In a more niche and community-based context, the wrist flick has turned into a motion that connotes a person’s sexuality, and was developed on the “gay side” of TikTok. The gesture is an ode to the “limp-wristed” insult used to refer to a gay man. Now reclaimed by the community, in Doja Cat’s song “Kiss Me More,” there is a moment where a bell chimes on beat, and the trend stands that on that beat a dancer would flick their wrist communicating their “fruitiness.”.
This gesture was recently adopted by “straight-tok,” where during a Bo Burnham audio, he mentions a girl is dyslexic, upon the word dyslexia, dancers to the audio flick their wrist. This has been a recent point of controversy, wondering why a relatively universal gesture for being in the LGBTQ+ community is being used to portray a visual processing disorder.
What people must understand is that, beneath the silly and fun trends on TikTok, the app presents a platform for discourse on many societal issues. From layered conversations, for example the discussion regarding a wrist flick gesture, to more general educational videos on sex education, reperations and climate change, TikTok is a platform for discourse.
The algorithm carefully curates the user’s “For You Page” to their interests by tracking their likes, followers, interactions and video shares, among other data, to present videos the viewer will like. The result of this process is that people are sorted into communities within the app.
While this presents some dangers to people only engaging with beliefs and perspectives they prescribe to, a construct that has been shown to leave people more vulnerable to radicalization and social isolation, it primarily acts as an internet-based support system for users.

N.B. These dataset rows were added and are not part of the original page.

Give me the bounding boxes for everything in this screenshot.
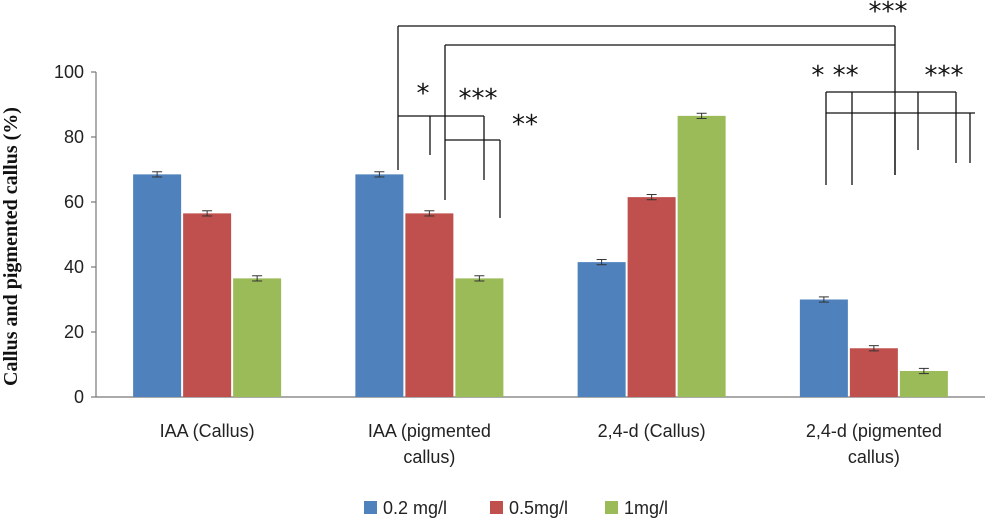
bars [133,112,948,397]
legend-swatch [490,501,503,514]
significance-brackets: **** ****** ** *** [397,0,975,218]
bar [577,262,626,397]
category-labels: IAA (Callus) IAA (pigmented callus) 2,4-d (… [160,421,942,467]
y-tick-label: 40 [64,257,84,277]
bar [183,213,232,397]
y-tick-label: 60 [64,192,84,212]
y-tick-label: 20 [64,322,84,342]
significance-label: *** [925,61,964,91]
bar [405,213,454,397]
significance-label: ** [512,110,538,140]
legend-label: 0.2 mg/l [383,498,447,518]
bar [899,371,948,397]
legend-swatch [364,501,377,514]
bar [233,278,282,397]
significance-label: * [417,79,430,109]
bar [355,174,404,397]
category-label: 2,4-d (Callus) [598,421,706,441]
bar [677,115,726,397]
y-axis-title: Callus and pigmented callus (%) [0,107,22,386]
bar [799,299,848,397]
y-axis-title-group: Callus and pigmented callus (%) [0,107,22,386]
category-label: 2,4-d (pigmented [806,421,942,441]
bar [627,197,676,397]
bar [133,174,182,397]
y-tick-labels: 0 20 40 60 80 100 [54,62,84,407]
legend-label: 0.5mg/l [509,498,568,518]
significance-label: *** [459,84,498,114]
significance-label: *** [869,0,908,27]
category-label: callus) [848,447,900,467]
legend-swatch [605,501,618,514]
bar [849,348,898,397]
legend: 0.2 mg/l 0.5mg/l 1mg/l [364,498,668,518]
category-label: callus) [403,447,455,467]
category-label: IAA (pigmented [368,421,491,441]
bar [455,278,504,397]
y-tick-label: 80 [64,127,84,147]
legend-label: 1mg/l [624,498,668,518]
y-tick-label: 100 [54,62,84,82]
significance-label: * ** [811,61,858,91]
y-tick-label: 0 [74,387,84,407]
category-label: IAA (Callus) [160,421,255,441]
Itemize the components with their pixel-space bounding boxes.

Among the TikTok platform there are an innumerable amount of communities. Some are more light hearted, like foodie TikTok, Dancer TikTok, Athlete TikTok and others are more serious like mental illness TikTok, trauma or survivor TikTok and political TikTok. The algorithm also commonly sorts people into communities based on various identity traits because of the shared experiences of people caused by those identities. This has led to the acknowledgement of Gay-TikTok and various different cultural communities on the app.
So while a flick of the wrist mid-conversation or a young adult bursting into a perfectly choreographed dance to a 13-year-old commercial seems borderline insane, they are forms of communication –– forms of expanded slang and shorthand –– that young adults have created to communicate incredibly specialized and heavy topics.
Sometimes a taco emoji means a person wants Mexican food, and sometimes it means a vagina, but the usage of pictorial shorthand and other vernacular is a progression of language that has allowed for communication to span not only direct, in-person communities, but reach a global community and engage young people in important and necessary conversations about current events and social issues.